While reading Allegra Goodman's The Cookbook Collector, I posed the question to myself (and now to the
rest of the class): How does Goodman explore the theme of hunger in The Cookbook Collector? I did not want to look at hunger in the traditional sense (the need or desire for food) but in
the sense of hunger for success and hunger for love or acceptance. Orion and
Molly’s insatiable desire for success ultimately drives them away from each
other and from happiness, whereas George’s constant search for companionship is
a painful process that eventually results in him finding love with Jess.
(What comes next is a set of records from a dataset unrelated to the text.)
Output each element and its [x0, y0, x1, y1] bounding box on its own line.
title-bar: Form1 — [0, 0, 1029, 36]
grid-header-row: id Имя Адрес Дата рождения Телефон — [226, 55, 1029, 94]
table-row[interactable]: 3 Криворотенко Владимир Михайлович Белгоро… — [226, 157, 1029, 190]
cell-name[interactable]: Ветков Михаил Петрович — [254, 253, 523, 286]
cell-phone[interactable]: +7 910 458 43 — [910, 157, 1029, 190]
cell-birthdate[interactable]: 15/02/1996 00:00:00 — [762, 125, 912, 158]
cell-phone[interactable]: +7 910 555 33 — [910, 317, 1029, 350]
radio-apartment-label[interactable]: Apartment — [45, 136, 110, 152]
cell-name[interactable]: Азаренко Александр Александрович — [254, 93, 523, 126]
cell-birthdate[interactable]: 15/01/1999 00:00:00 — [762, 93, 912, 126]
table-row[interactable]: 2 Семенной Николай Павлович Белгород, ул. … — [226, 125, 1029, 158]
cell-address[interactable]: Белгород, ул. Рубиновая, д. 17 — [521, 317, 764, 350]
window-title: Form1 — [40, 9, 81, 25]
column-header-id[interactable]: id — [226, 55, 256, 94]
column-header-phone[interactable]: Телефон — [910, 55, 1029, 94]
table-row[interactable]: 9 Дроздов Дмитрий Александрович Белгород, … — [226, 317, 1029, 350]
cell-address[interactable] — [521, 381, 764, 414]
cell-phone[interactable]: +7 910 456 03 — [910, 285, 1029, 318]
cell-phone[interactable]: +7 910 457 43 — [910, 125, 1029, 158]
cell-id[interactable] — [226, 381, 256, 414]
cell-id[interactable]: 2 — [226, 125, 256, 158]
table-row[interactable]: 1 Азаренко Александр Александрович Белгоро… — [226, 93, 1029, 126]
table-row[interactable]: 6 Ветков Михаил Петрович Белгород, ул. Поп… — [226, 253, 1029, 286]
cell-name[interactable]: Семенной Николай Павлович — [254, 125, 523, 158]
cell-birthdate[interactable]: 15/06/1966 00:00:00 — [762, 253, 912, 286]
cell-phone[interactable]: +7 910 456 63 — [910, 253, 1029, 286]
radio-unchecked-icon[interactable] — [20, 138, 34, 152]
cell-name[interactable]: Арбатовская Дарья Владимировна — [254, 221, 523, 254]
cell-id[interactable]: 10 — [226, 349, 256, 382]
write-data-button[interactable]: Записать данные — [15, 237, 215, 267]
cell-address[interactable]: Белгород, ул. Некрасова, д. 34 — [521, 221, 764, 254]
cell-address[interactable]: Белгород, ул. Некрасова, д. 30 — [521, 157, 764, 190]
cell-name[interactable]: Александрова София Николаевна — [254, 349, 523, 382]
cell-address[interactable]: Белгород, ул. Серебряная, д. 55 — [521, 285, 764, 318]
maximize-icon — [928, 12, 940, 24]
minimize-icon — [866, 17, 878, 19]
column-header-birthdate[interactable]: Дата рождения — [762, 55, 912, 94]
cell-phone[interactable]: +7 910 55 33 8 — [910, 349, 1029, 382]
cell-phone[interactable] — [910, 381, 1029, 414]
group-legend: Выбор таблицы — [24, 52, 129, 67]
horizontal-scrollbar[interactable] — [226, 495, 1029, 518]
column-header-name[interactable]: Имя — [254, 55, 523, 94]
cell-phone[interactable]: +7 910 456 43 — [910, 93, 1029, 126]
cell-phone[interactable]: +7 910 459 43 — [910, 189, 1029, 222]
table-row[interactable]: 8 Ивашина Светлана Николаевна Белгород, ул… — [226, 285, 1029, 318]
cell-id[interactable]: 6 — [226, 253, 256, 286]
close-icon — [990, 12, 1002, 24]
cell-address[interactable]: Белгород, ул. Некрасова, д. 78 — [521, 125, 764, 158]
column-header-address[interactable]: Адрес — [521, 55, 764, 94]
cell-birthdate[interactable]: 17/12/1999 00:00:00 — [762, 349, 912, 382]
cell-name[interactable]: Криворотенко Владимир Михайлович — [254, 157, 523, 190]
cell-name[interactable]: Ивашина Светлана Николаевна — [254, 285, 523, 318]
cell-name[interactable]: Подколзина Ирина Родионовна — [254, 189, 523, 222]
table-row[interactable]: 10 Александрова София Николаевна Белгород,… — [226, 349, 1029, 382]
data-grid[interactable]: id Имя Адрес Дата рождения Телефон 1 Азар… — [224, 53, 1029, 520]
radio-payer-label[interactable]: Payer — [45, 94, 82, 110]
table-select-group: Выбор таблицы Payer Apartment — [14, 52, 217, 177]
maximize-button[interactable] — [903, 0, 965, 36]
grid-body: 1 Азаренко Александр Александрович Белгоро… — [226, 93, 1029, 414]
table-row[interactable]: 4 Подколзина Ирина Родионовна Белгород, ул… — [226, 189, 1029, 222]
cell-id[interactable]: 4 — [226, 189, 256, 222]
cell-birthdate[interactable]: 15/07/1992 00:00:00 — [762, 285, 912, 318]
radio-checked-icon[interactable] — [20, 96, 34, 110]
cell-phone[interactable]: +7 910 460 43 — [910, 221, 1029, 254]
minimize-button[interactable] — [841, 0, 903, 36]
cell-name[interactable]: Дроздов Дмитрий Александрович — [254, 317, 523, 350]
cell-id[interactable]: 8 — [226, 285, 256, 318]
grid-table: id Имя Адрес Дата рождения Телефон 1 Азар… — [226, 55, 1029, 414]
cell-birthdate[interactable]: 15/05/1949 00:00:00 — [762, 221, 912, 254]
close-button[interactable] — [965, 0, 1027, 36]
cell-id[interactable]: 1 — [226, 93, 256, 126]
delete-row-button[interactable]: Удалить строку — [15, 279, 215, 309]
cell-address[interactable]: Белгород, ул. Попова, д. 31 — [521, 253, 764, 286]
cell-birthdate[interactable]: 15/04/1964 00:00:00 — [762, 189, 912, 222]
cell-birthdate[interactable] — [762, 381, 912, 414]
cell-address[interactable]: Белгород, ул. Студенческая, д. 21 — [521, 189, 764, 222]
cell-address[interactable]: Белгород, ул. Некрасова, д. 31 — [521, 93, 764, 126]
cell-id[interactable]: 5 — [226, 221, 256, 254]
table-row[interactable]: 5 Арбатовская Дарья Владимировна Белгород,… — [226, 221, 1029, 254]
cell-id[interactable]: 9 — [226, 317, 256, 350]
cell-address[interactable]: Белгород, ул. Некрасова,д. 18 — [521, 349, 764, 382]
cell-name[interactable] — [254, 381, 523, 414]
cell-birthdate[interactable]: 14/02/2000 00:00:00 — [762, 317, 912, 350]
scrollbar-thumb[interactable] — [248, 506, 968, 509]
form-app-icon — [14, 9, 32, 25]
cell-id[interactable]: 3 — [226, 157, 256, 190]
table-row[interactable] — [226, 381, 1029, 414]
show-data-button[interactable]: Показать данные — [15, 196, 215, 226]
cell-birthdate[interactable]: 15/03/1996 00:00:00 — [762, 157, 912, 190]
In some way or another, every single
character in the novel hungers for success, however he or she may personally
define success to be. While the desire for success is not an inherently bad or
immoral goal, the problem arises when success becomes the only driving factor
in one’s life, and especially when success is equated with financial gains. For
Orion and Molly, their hunger for success becomes a serious problem. Following
a big fight, they conclude that “They didn’t have the money yet, but they would
in six months. They could solve almost all their problems soon” (149). However,
once Orion makes his millions, he is still unsatisfied with his life and his
position at ISIS: “Heading a new group, he would step up. He had a chance to
justify his wealth, to prove that his success was more than accidental, to
become a self-made man” (253). Orion continues to hunger for something bigger
and better than what he already has. Essentially his drive for success is
really the search for his purpose. In the end he leaves both ISIS and Molly
when he realizes what it is that he truly is looking for—a relationship with
Sorel.
Hunger is also portrayed through the
oft-misunderstood bibliophile, George. Of the over 40 major and minor characters
in The Cookbook Collector, George is
the only one who knows how to cook and takes pleasure in gastronomy. As the
years pass by and he remains unmarried, his desire grows to find a woman that
he may share his life with: “Endlessly he had searched for his love, and when
he couldn’t find her, he looked for signs, traces of her beauty in books and
maps…The one he couldn’t find became the one he couldn’t have” (186). This hunger
is whetted when he falls hard for Jess, longing for her companionship from
afar. It takes several years before she realizes that she too loves him, and at
last George no longer feels starved.